Tissue sangat erat kaitannya dengan hutan. Hutan merupakan kawasan yang
paling berpengaruh terhadap kehidupan di dunia, mulai dari mencegah erosi,
menyediakan oksigen, tempat tinggal flora maupun fauna, dan sebagainya. Tissue
sendiri terbuat dari pulp(bubur kertas) yang didapatkan dari penebangan pohon
Akasia dan Eukalyptus. Lama-kelamaan perkebunan pohon tersebut akan habis.

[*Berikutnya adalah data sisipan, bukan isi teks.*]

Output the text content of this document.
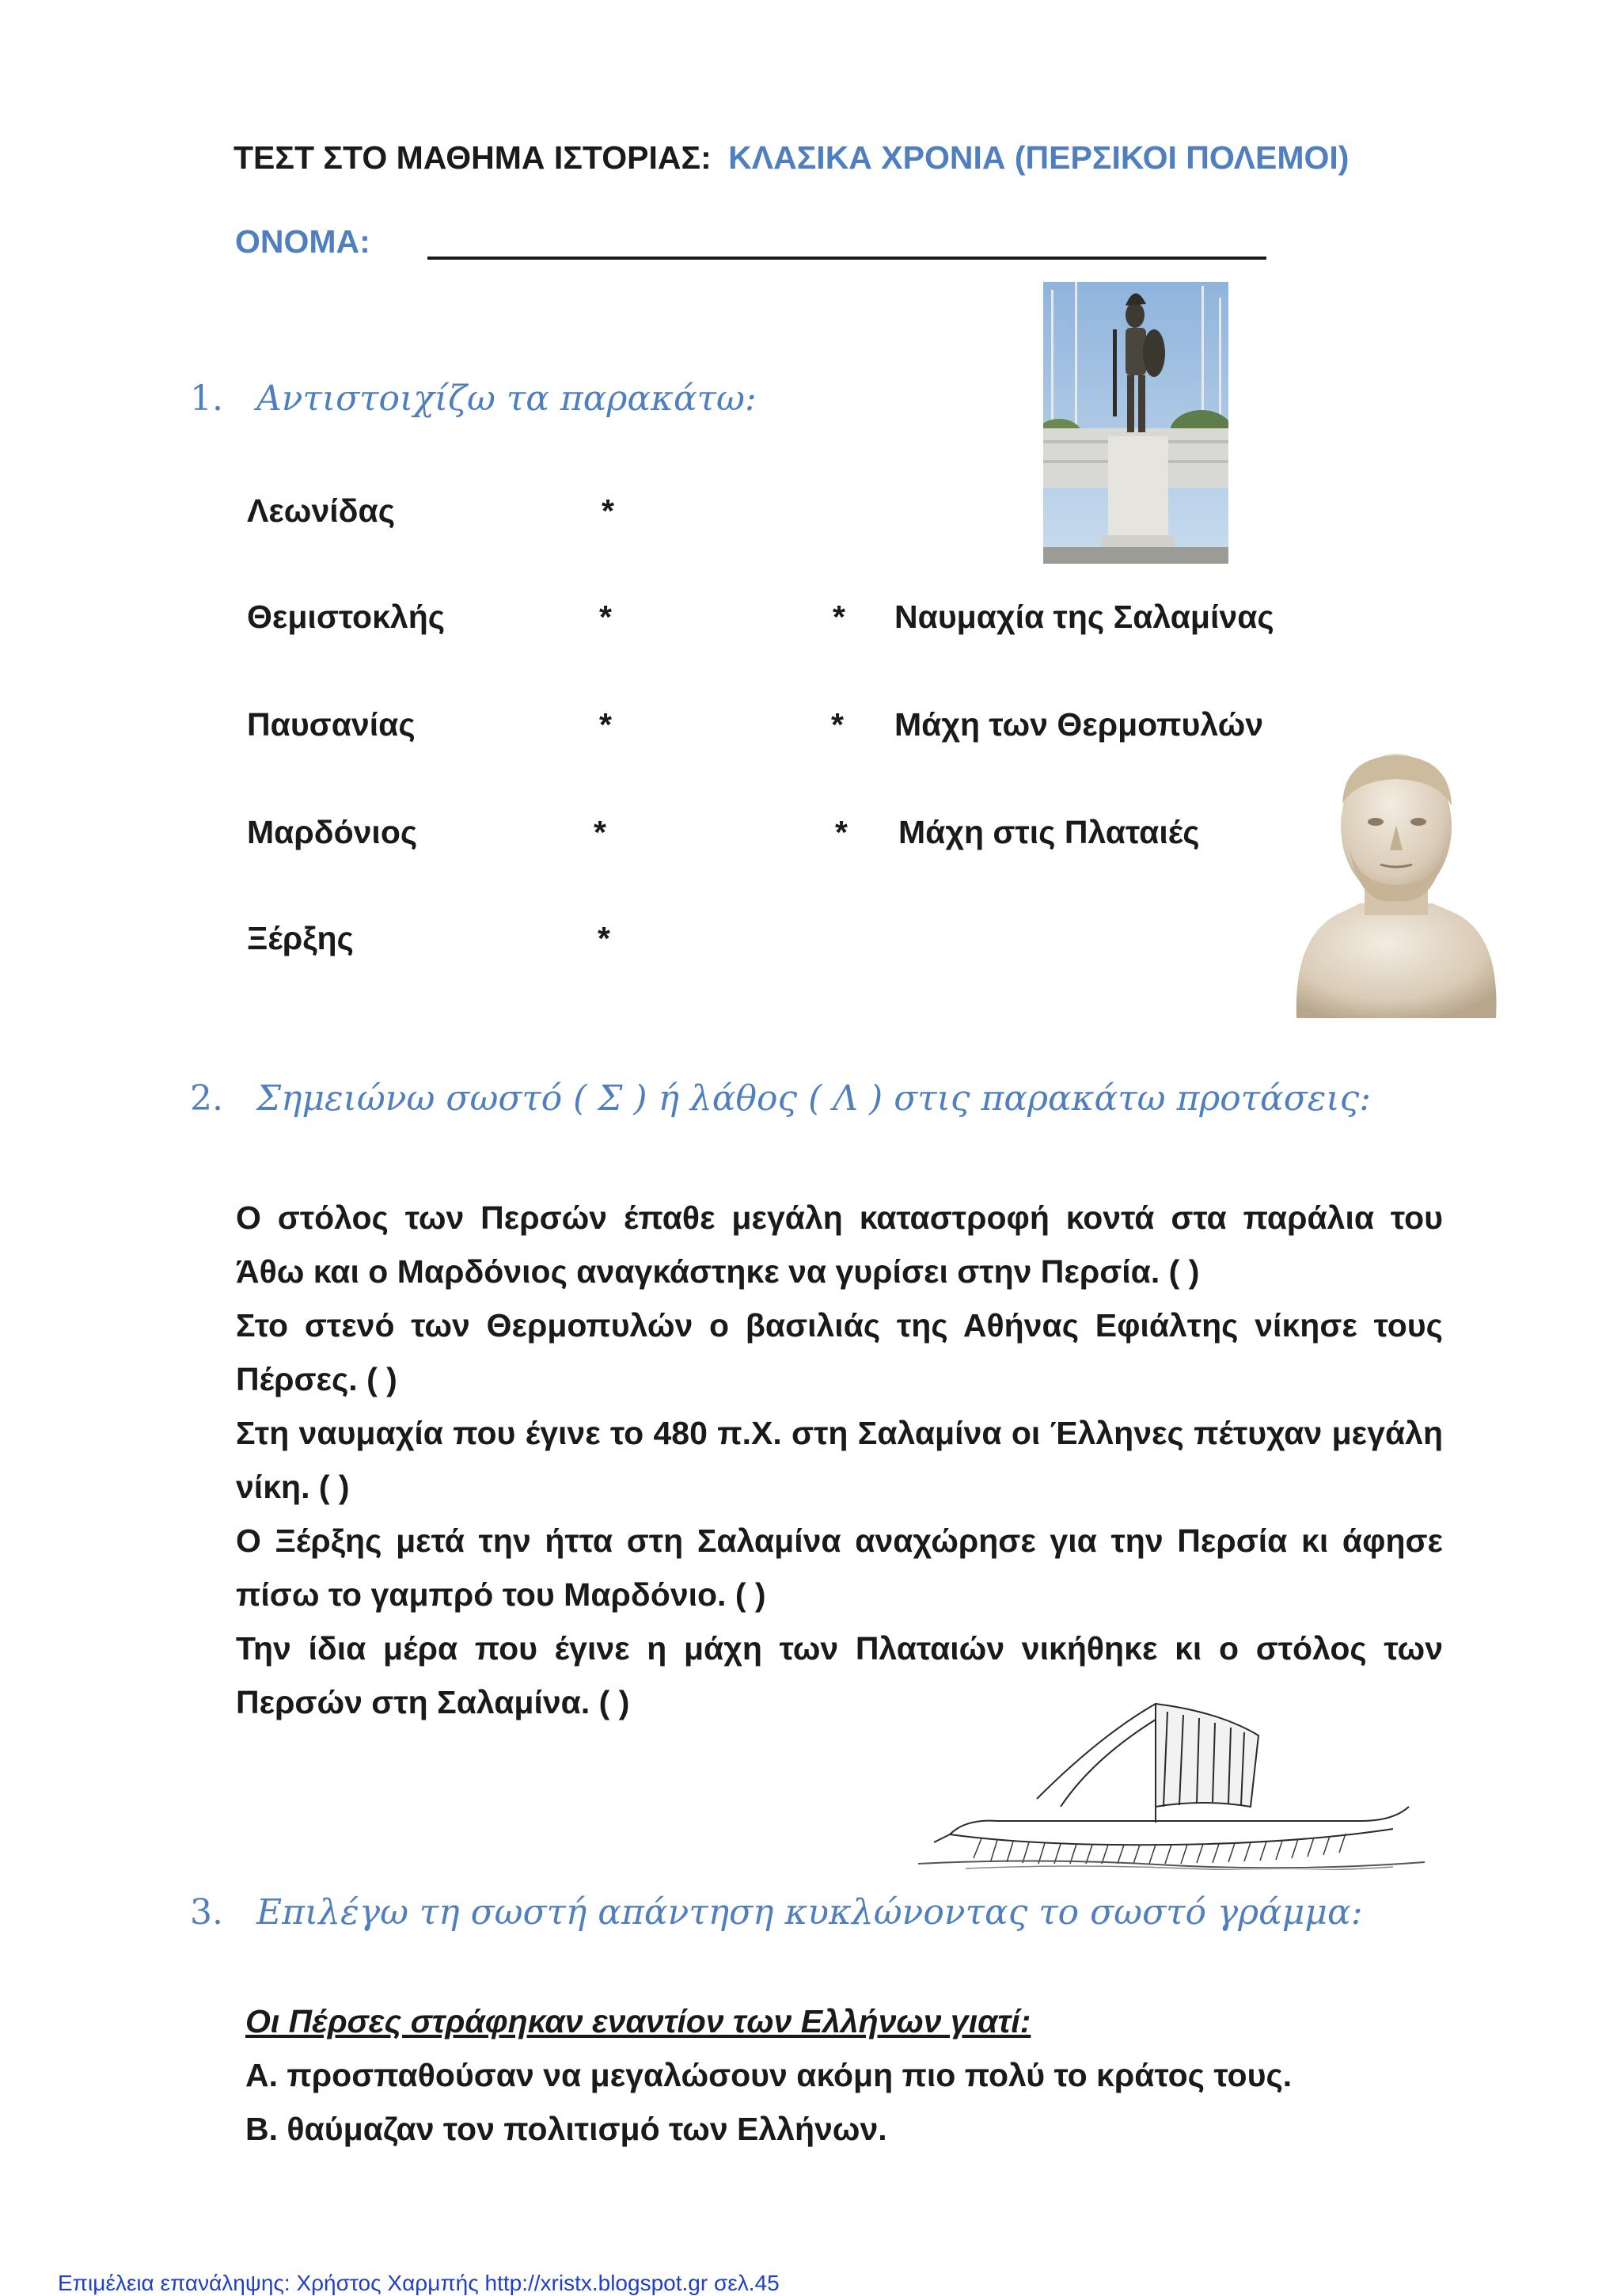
ΤΕΣΤ ΣΤΟ ΜΑΘΗΜΑ ΙΣΤΟΡΙΑΣ: ΚΛΑΣΙΚΑ ΧΡΟΝΙΑ (ΠΕΡΣΙΚΟΙ ΠΟΛΕΜΟΙ)
ΟΝΟΜΑ:
1. Αντιστοιχίζω τα παρακάτω:
Λεωνίδας
Θεμιστοκλής
Παυσανίας
Μαρδόνιος
Ξέρξης
*
*
*
*
*
*
*
*
Ναυμαχία της Σαλαμίνας
Μάχη των Θερμοπυλών
Μάχη στις Πλαταιές
2. Σημειώνω σωστό ( Σ ) ή λάθος ( Λ ) στις παρακάτω προτάσεις:
Ο στόλος των Περσών έπαθε μεγάλη καταστροφή κοντά στα παράλια του Άθω και ο Μαρδόνιος αναγκάστηκε να γυρίσει στην Περσία. ( )
Στο στενό των Θερμοπυλών ο βασιλιάς της Αθήνας Εφιάλτης νίκησε τους Πέρσες. ( )
Στη ναυμαχία που έγινε το 480 π.Χ. στη Σαλαμίνα οι Έλληνες πέτυχαν μεγάλη νίκη. ( )
Ο Ξέρξης μετά την ήττα στη Σαλαμίνα αναχώρησε για την Περσία κι άφησε πίσω το γαμπρό του Μαρδόνιο. ( )
Την ίδια μέρα που έγινε η μάχη των Πλαταιών νικήθηκε κι ο στόλος των Περσών στη Σαλαμίνα. ( )
3. Επιλέγω τη σωστή απάντηση κυκλώνοντας το σωστό γράμμα:
Οι Πέρσες στράφηκαν εναντίον των Ελλήνων γιατί:
Α. προσπαθούσαν να μεγαλώσουν ακόμη πιο πολύ το κράτος τους.
Β. θαύμαζαν τον πολιτισμό των Ελλήνων.
Επιμέλεια επανάληψης: Χρήστος Χαρμπής http://xristx.blogspot.gr σελ.45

Ini artinya, produsen harus menebang pohon di hutan alam untuk dijadikan
perkebunan pohon Akasia dan Eukalyptus. Hal ini tentu mengakibatkan luas
hutan semakin menyusut. Akibatnya, peran hutan sebagai paru-paru dunia
terganggu. Peluang Global Warming untuk menenggelamkan dunia pun menjadi
semakin besar. Inilah saatnya manusia peduli terhadap bumi yang semakin lama
semakin tua umurnya. Walaupun, hanya dengan melakukan hal-hal kecil di sekitar
kita, namun akan memberi lompatan besar di masa mendatang.
Berdasarkan fakta di atas, rumusan masalah yang diambil oleh penulis
adalah apa dampak dari penggunaan bahan baku tissue terhadap kelestarian
hutan? Dengan demikian, tujuan penulis membuat karya tulis ilmiah ini adalah
untuk mendeskripsikan dampak penggunaan bahan baku tissue terhadap
kelestarian hutan.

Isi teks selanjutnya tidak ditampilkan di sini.